Classical conditioning always starts with a reflex : an unlearned stimulus-response circuit in the nervous system. In many situations, an organism benefits by making a reflex response to appropriate situations slightly early. Therefore animals are sensitive to cues that predict the activation of a reflex. Such signals allow the animal to make an anticipatory biological response. This is classical conditioning.
Learning or acquisition of a classically conditioned response occurs when a signal or cue is put before the activation of a reflex. Learning is fastest if the signal comes about a half second before the reflex, if the reflex involves skeletal muscle movement, such as a knee jerk or withdrawal of a fingertip. Learning typically occurs after only a few pairings of signal with reflex.

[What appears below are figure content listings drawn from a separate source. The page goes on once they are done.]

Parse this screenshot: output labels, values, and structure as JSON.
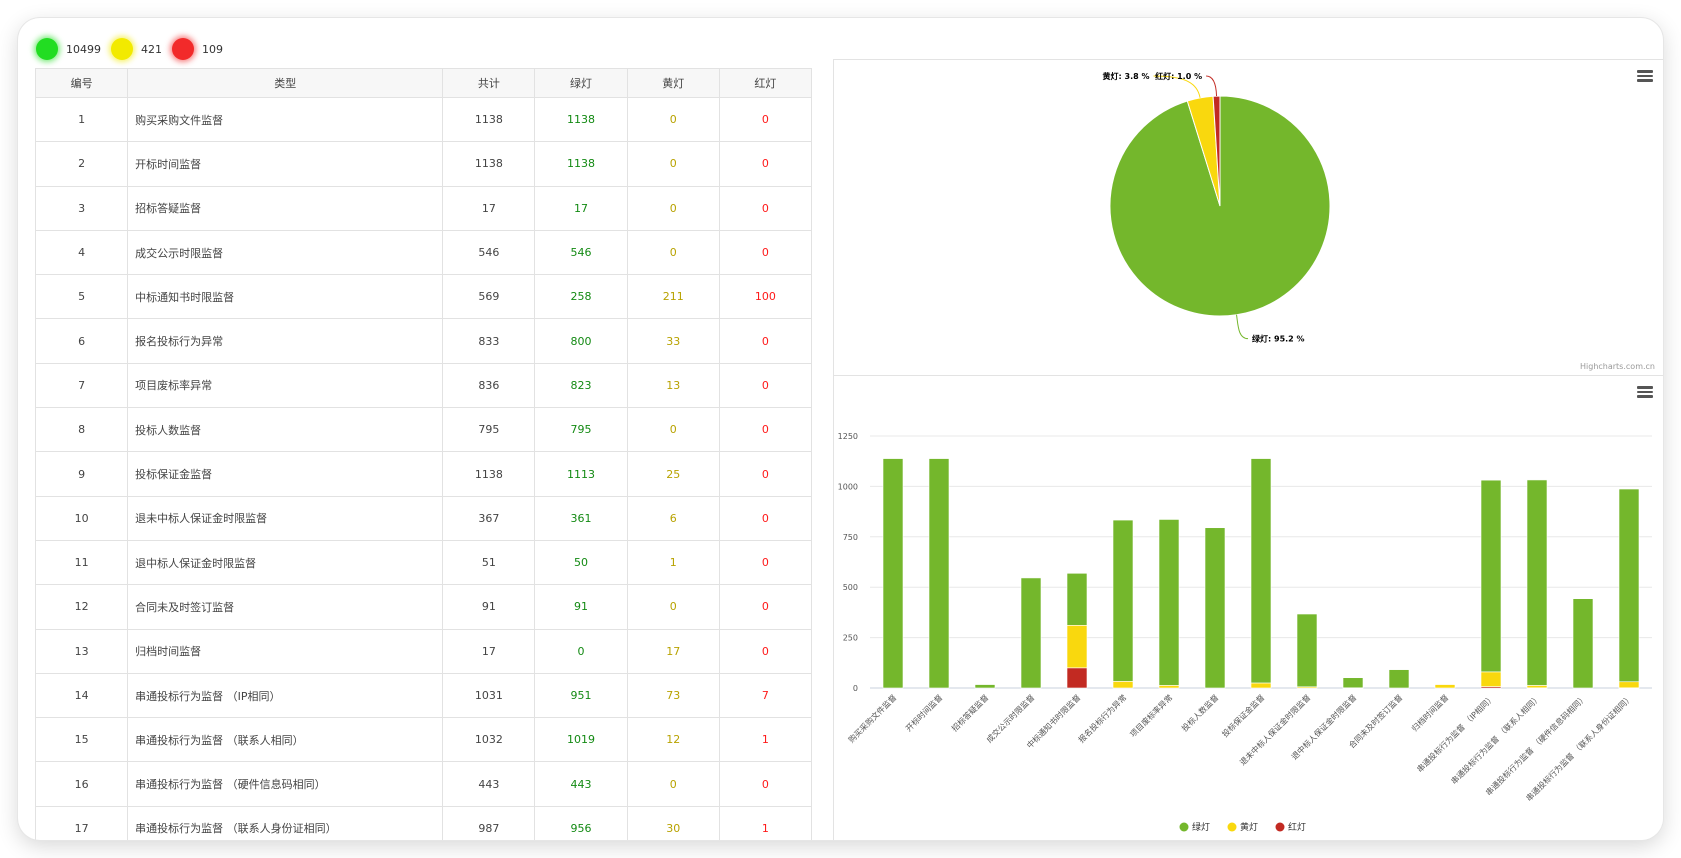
{
  "summary": {
    "green": {
      "count": "10499",
      "color": "#22dd22"
    },
    "yellow": {
      "count": "421",
      "color": "#f2ea00"
    },
    "red": {
      "count": "109",
      "color": "#f22a2a"
    }
  },
  "table": {
    "headers": [
      "编号",
      "类型",
      "共计",
      "绿灯",
      "黄灯",
      "红灯"
    ],
    "rows": [
      {
        "no": "1",
        "type": "购买采购文件监督",
        "total": "1138",
        "green": "1138",
        "yellow": "0",
        "red": "0"
      },
      {
        "no": "2",
        "type": "开标时间监督",
        "total": "1138",
        "green": "1138",
        "yellow": "0",
        "red": "0"
      },
      {
        "no": "3",
        "type": "招标答疑监督",
        "total": "17",
        "green": "17",
        "yellow": "0",
        "red": "0"
      },
      {
        "no": "4",
        "type": "成交公示时限监督",
        "total": "546",
        "green": "546",
        "yellow": "0",
        "red": "0"
      },
      {
        "no": "5",
        "type": "中标通知书时限监督",
        "total": "569",
        "green": "258",
        "yellow": "211",
        "red": "100"
      },
      {
        "no": "6",
        "type": "报名投标行为异常",
        "total": "833",
        "green": "800",
        "yellow": "33",
        "red": "0"
      },
      {
        "no": "7",
        "type": "项目废标率异常",
        "total": "836",
        "green": "823",
        "yellow": "13",
        "red": "0"
      },
      {
        "no": "8",
        "type": "投标人数监督",
        "total": "795",
        "green": "795",
        "yellow": "0",
        "red": "0"
      },
      {
        "no": "9",
        "type": "投标保证金监督",
        "total": "1138",
        "green": "1113",
        "yellow": "25",
        "red": "0"
      },
      {
        "no": "10",
        "type": "退未中标人保证金时限监督",
        "total": "367",
        "green": "361",
        "yellow": "6",
        "red": "0"
      },
      {
        "no": "11",
        "type": "退中标人保证金时限监督",
        "total": "51",
        "green": "50",
        "yellow": "1",
        "red": "0"
      },
      {
        "no": "12",
        "type": "合同未及时签订监督",
        "total": "91",
        "green": "91",
        "yellow": "0",
        "red": "0"
      },
      {
        "no": "13",
        "type": "归档时间监督",
        "total": "17",
        "green": "0",
        "yellow": "17",
        "red": "0"
      },
      {
        "no": "14",
        "type": "串通投标行为监督 （IP相同）",
        "total": "1031",
        "green": "951",
        "yellow": "73",
        "red": "7"
      },
      {
        "no": "15",
        "type": "串通投标行为监督 （联系人相同）",
        "total": "1032",
        "green": "1019",
        "yellow": "12",
        "red": "1"
      },
      {
        "no": "16",
        "type": "串通投标行为监督 （硬件信息码相同）",
        "total": "443",
        "green": "443",
        "yellow": "0",
        "red": "0"
      },
      {
        "no": "17",
        "type": "串通投标行为监督 （联系人身份证相同）",
        "total": "987",
        "green": "956",
        "yellow": "30",
        "red": "1"
      }
    ]
  },
  "chart_data": [
    {
      "type": "pie",
      "slices": [
        {
          "label": "绿灯: 95.2 %",
          "value": 95.2,
          "color": "#74b72c"
        },
        {
          "label": "黄灯: 3.8 %",
          "value": 3.8,
          "color": "#f9d80e"
        },
        {
          "label": "红灯: 1.0 %",
          "value": 1.0,
          "color": "#c22a22"
        }
      ],
      "credits": "Highcharts.com.cn"
    },
    {
      "type": "bar",
      "stacked": true,
      "categories": [
        "购买采购文件监督",
        "开标时间监督",
        "招标答疑监督",
        "成交公示时限监督",
        "中标通知书时限监督",
        "报名投标行为异常",
        "项目废标率异常",
        "投标人数监督",
        "投标保证金监督",
        "退未中标人保证金时限监督",
        "退中标人保证金时限监督",
        "合同未及时签订监督",
        "归档时间监督",
        "串通投标行为监督 （IP相同）",
        "串通投标行为监督 （联系人相同）",
        "串通投标行为监督 （硬件信息码相同）",
        "串通投标行为监督 （联系人身份证相同）"
      ],
      "series": [
        {
          "name": "绿灯",
          "color": "#74b72c",
          "values": [
            1138,
            1138,
            17,
            546,
            258,
            800,
            823,
            795,
            1113,
            361,
            50,
            91,
            0,
            951,
            1019,
            443,
            956
          ]
        },
        {
          "name": "黄灯",
          "color": "#f9d80e",
          "values": [
            0,
            0,
            0,
            0,
            211,
            33,
            13,
            0,
            25,
            6,
            1,
            0,
            17,
            73,
            12,
            0,
            30
          ]
        },
        {
          "name": "红灯",
          "color": "#c22a22",
          "values": [
            0,
            0,
            0,
            0,
            100,
            0,
            0,
            0,
            0,
            0,
            0,
            0,
            0,
            7,
            1,
            0,
            1
          ]
        }
      ],
      "yticks": [
        "0",
        "250",
        "500",
        "750",
        "1000",
        "1250"
      ],
      "ylim": [
        0,
        1250
      ],
      "grid": true,
      "legend_position": "bottom-center"
    }
  ]
}
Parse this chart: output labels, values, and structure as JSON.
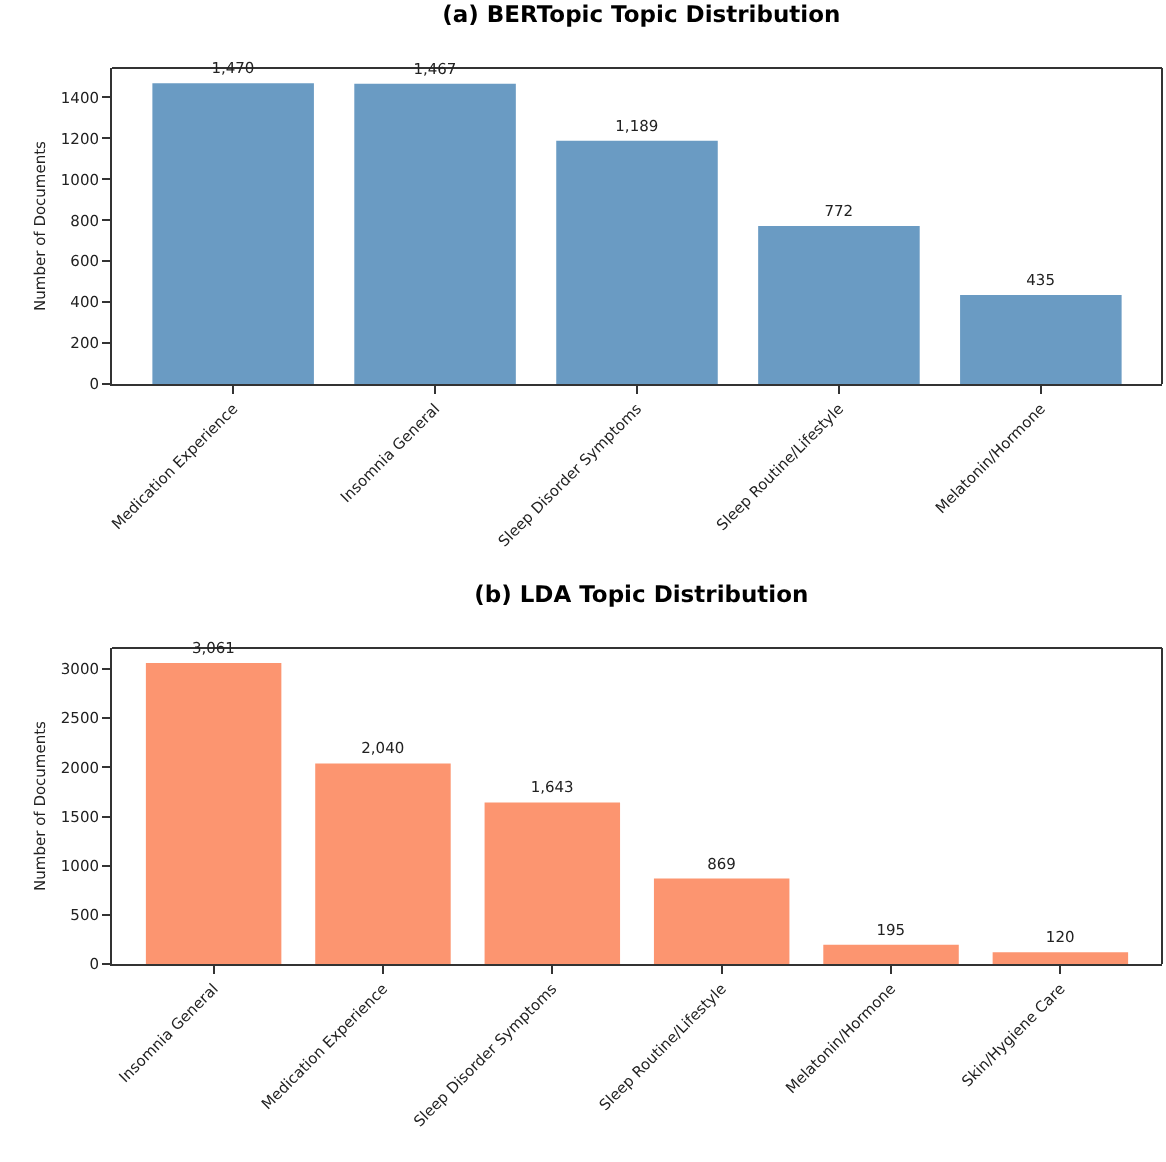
{
  "chart_data": [
    {
      "type": "bar",
      "title": "(a) BERTopic Topic Distribution",
      "ylabel": "Number of Documents",
      "categories": [
        "Medication Experience",
        "Insomnia General",
        "Sleep Disorder Symptoms",
        "Sleep Routine/Lifestyle",
        "Melatonin/Hormone"
      ],
      "values": [
        1470,
        1467,
        1189,
        772,
        435
      ],
      "value_labels": [
        "1,470",
        "1,467",
        "1,189",
        "772",
        "435"
      ],
      "color": "#6a9bc3",
      "ylim": [
        0,
        1544
      ],
      "yticks": [
        0,
        200,
        400,
        600,
        800,
        1000,
        1200,
        1400
      ],
      "grid": false,
      "legend": false
    },
    {
      "type": "bar",
      "title": "(b) LDA Topic Distribution",
      "ylabel": "Number of Documents",
      "categories": [
        "Insomnia General",
        "Medication Experience",
        "Sleep Disorder Symptoms",
        "Sleep Routine/Lifestyle",
        "Melatonin/Hormone",
        "Skin/Hygiene Care"
      ],
      "values": [
        3061,
        2040,
        1643,
        869,
        195,
        120
      ],
      "value_labels": [
        "3,061",
        "2,040",
        "1,643",
        "869",
        "195",
        "120"
      ],
      "color": "#fc9570",
      "ylim": [
        0,
        3214
      ],
      "yticks": [
        0,
        500,
        1000,
        1500,
        2000,
        2500,
        3000
      ],
      "grid": false,
      "legend": false
    }
  ]
}
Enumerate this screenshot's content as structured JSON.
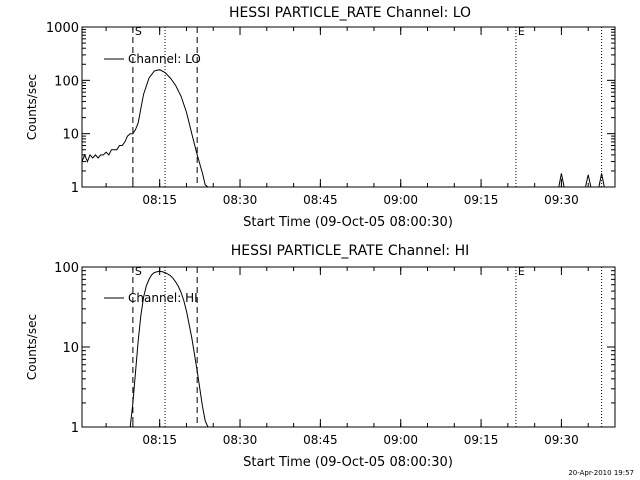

Extinction or unlearning of a classically conditioned response occurs when the predictive relationship between the signal and the reflex is destroyed. The signal is presented but the reflex is prevented or a competing reflex is activated. Soon the signal no longer has predictive power and the animal ceases to respond to it. After a time, or if the context is changed, an extinguished response may reappear. To completely eliminate a conditional response, the response must be extinguished several times.
Generalization is the name for responding the same way to different situations. The more similar the situations, the more generalization will occur. In naturalistic settings, a conditional response may occur or not depending upon how an organism categorizes stimuli.
Discrimination is the name for responding differently to distinct stimuli. It is the opposite of generalization. An animal discriminates between stimuli when it responds differently to them. An example is release from habituation. It occurs even in small babies and can be used to determine whether they distinguish between different categories of stimuli.